Photo by: Richard Dole / Motorsport Images
So Will’s delivered the second championship, and he said it was for the #12 group and crew members who’d gone through his rollercoaster of the previous seven years. Are we now going to see him return to being the Will Power who tries to win the championship by winning everything?
I wish I knew the answer to that question! I’m not sure I’ll know until a few races into the season next year. And having now beaten Mario’s pole record, will that affect how he approaches qualifying? I don’t know. Hmm… yeah, it’s a difficult one to predict.
But I certainly don’t think it will affect his initial approach to the year. I think a conservative opening to the season, banking points and podiums at least until Indy, is always a good approach.
Presuming Team Penske are on the frontline for testing the new Chevrolet 2.4 and hybrid unit for 2024, how will that get dealt with while also trying to keep up the momentum with the current car for 2023?
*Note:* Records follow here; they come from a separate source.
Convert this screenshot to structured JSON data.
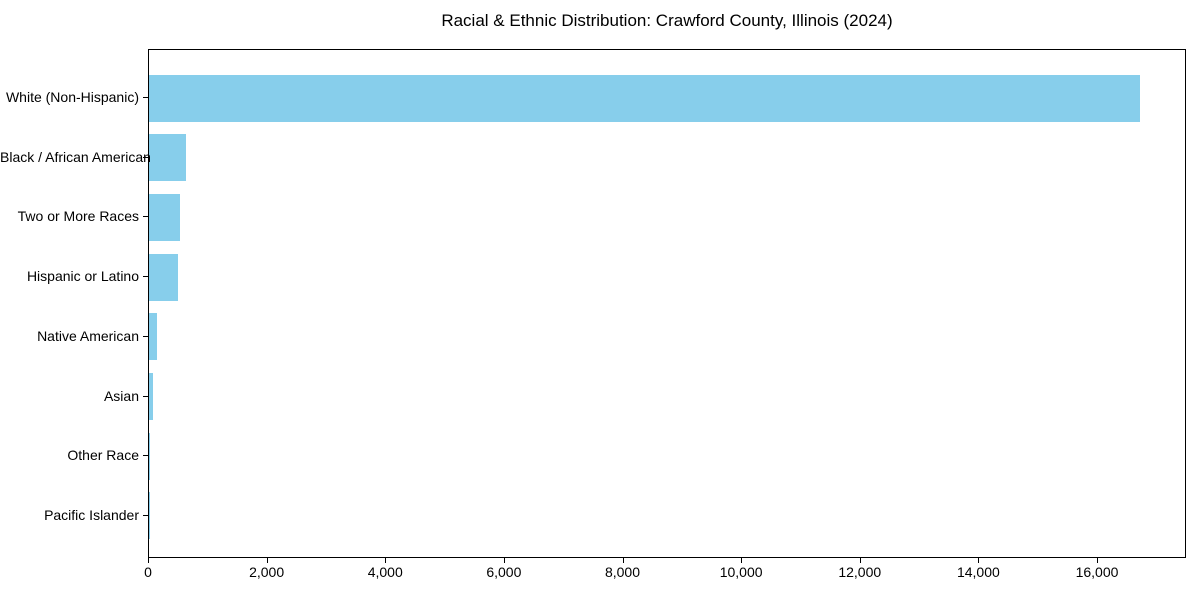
{
  "figure": {
    "title": "Racial & Ethnic Distribution: Crawford County, Illinois (2024)"
  },
  "chart_data": {
    "type": "bar",
    "orientation": "horizontal",
    "title": "Racial & Ethnic Distribution: Crawford County, Illinois (2024)",
    "xlabel": "",
    "ylabel": "",
    "categories": [
      "White (Non-Hispanic)",
      "Black / African American",
      "Two or More Races",
      "Hispanic or Latino",
      "Native American",
      "Asian",
      "Other Race",
      "Pacific Islander"
    ],
    "values": [
      16700,
      630,
      520,
      490,
      130,
      60,
      10,
      3
    ],
    "xlim": [
      0,
      17500
    ],
    "xticks": [
      0,
      2000,
      4000,
      6000,
      8000,
      10000,
      12000,
      14000,
      16000
    ],
    "xtick_labels": [
      "0",
      "2,000",
      "4,000",
      "6,000",
      "8,000",
      "10,000",
      "12,000",
      "14,000",
      "16,000"
    ],
    "bar_color": "#87CEEB",
    "axis_color": "#000000",
    "text_color": "#000000",
    "background": "#FFFFFF",
    "grid": false,
    "legend": false
  }
}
I can’t say with a 100 percent certainty how that’s going to go because test dates and programs for that car aren’t fully laid out yet. In an ideal world we’ll set some resource aside dedicated to 2024, but we know we’ve got to make further improvements at Indy. That’s Roger’s priority. This year we made big gains on where we were in qualifying in 2021, but we need to make the same gains again for ’23, so we’re going to hit that pretty hard. And we have things in the pipeline for this car at road and street courses, too.
The rest have been warned...
Scoring Chevrolet's 100th win from IndyCar's 2.2-liter formula in Detroit – home ground for both GM and Penske Corp. – was a special occasion for Power and Faustino.